Eine Frau steht auf einem Friedhof und blickt in die Kamera

Szene aus Heinrichs „Totschweigen“ über ein Massaker am Ende des Zweiten Weltkriegs in Rechnitz Foto: Foto: Ullabritt Horn

„Aus Revolutionären wurden Staatsbeamte.“ Die Arbeiterin Wanja erzählt in dem Film „Genossinnen“ von der schleichenden Enttäuschung von Hoffnungen in der sowjetischen Revolution. Während ihr Partner Nikolai einer dieser Staatsbeamten wird, bleibt die Situation für sie selbst als Bolschewikin und Revolutionärin prekär. Im Jahr 1983 drehen die beiden Regisseurinnen Ullabritt Horn und Margareta Heinrich ihren Film, der eine doppelte Entfremdung zeigt. Wanja fühlt sich Nikolai ebenso zunehmend fremd wie der verbeamteten Revolution, die er verkörpert.

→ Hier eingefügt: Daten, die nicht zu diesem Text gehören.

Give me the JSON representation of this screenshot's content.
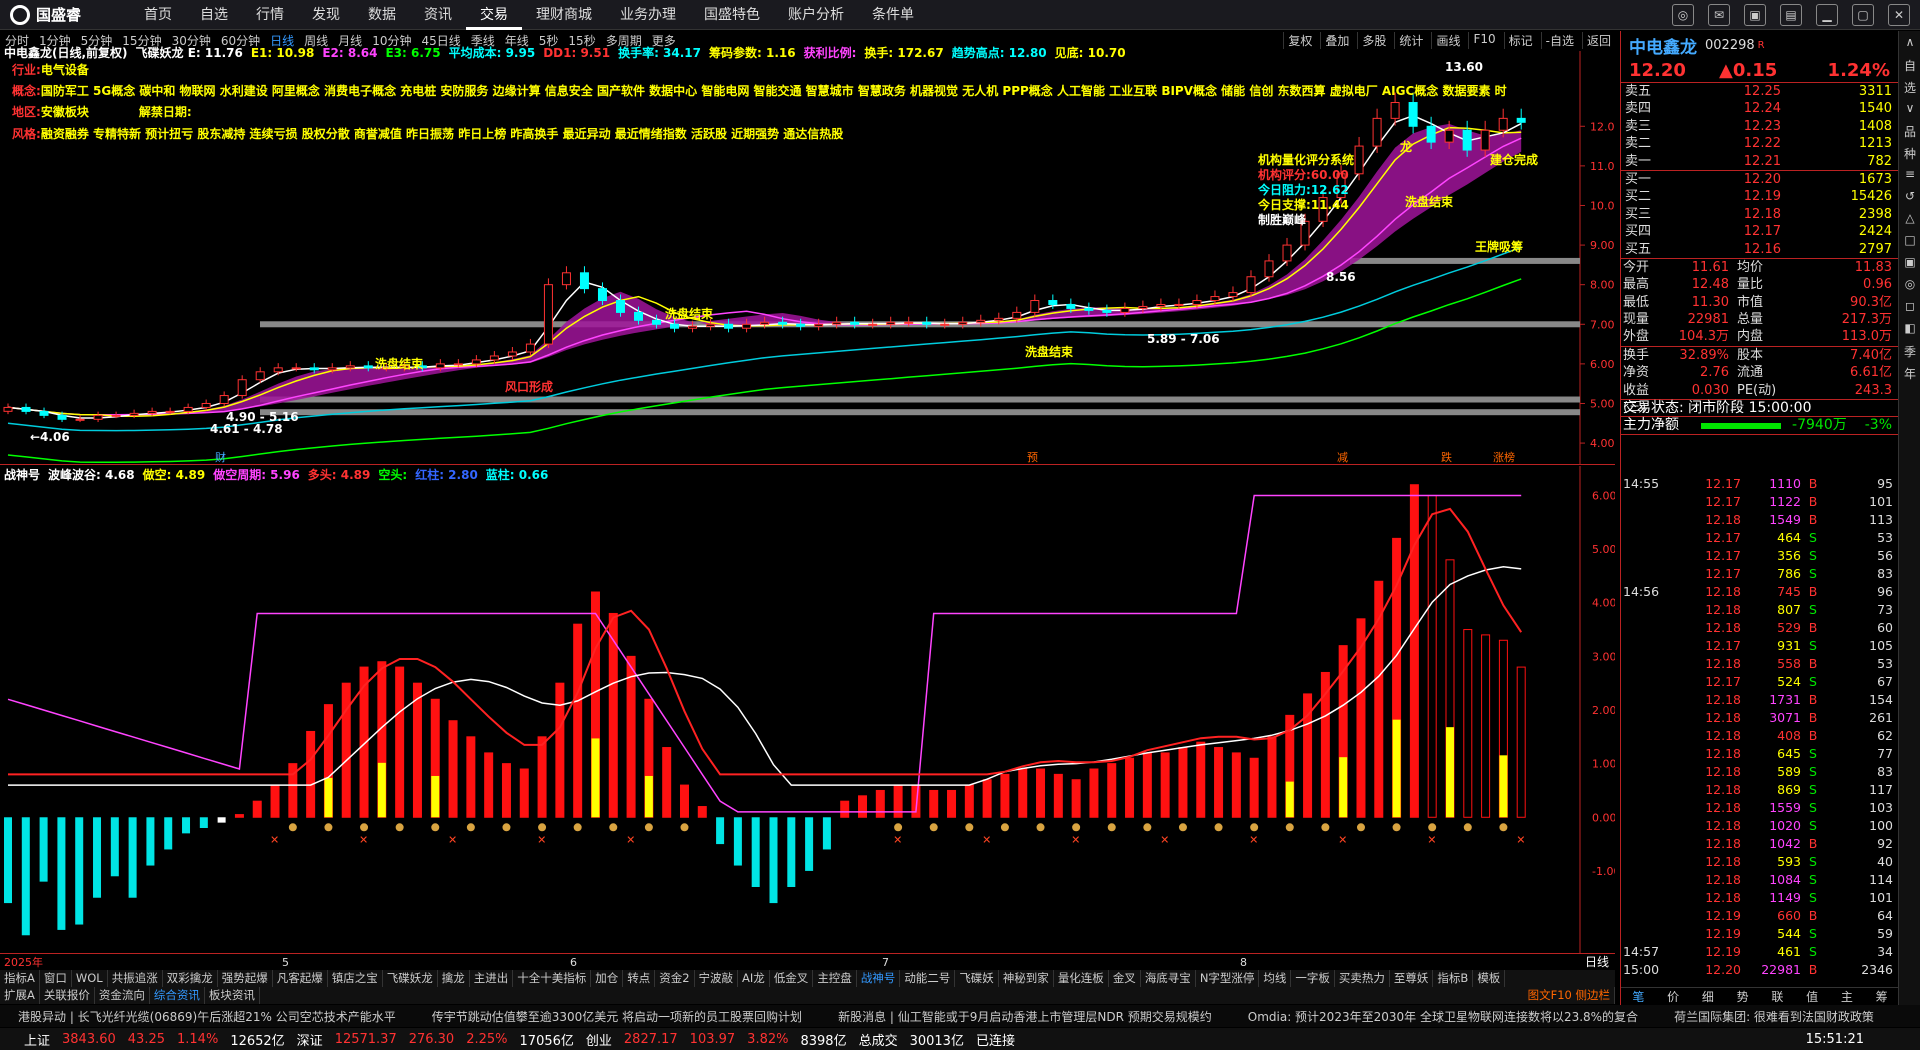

Der Film spielt überwiegend in den kargen Räumen der Wohnung des Paares, eines der wenigen Ausstattungselemente ist ein konstruktivistisches Plakat an der Wand. Der Film ist Zeugnis einer neuerlichen Auseinandersetzung der Frauenbewegung mit der Sowjetunion, die in den 1970er Jahren vor allem durch Relektüre der Schriften von Nadeschda Krupskaja ausgelöst wurde.

So geht auch diesem Film ein zweiter, thematisch verwandter der beiden Filmemacherinnen voraus: „Ich habe viele Leben gelebt. Alexandra Kollontai – Ein Portrait“. „Genossinnen“ eröffnet nun eine Online-Retrospektive des Filmarchivs Austria zu Margareta Heinrich.

Zu früh verstorben

„Margareta Heinrich zum 70. Geburtstag“, bis 18. März online unter www.filmarchiv.at

Die Filmreihe der Wiener Institution würdigt eine Filmemacherin, die früh verstorben ist und deren schmales Werk nach ihrem Tod schnell in Vergessenheit geriet. So unverdient das ist, überraschen kann es nicht. Margareta Heinrichs Filme sind oft Interventionen in eine konkrete politische Gegenwart, gedreht nicht für die Nachwelt, sondern für die Gegenwart.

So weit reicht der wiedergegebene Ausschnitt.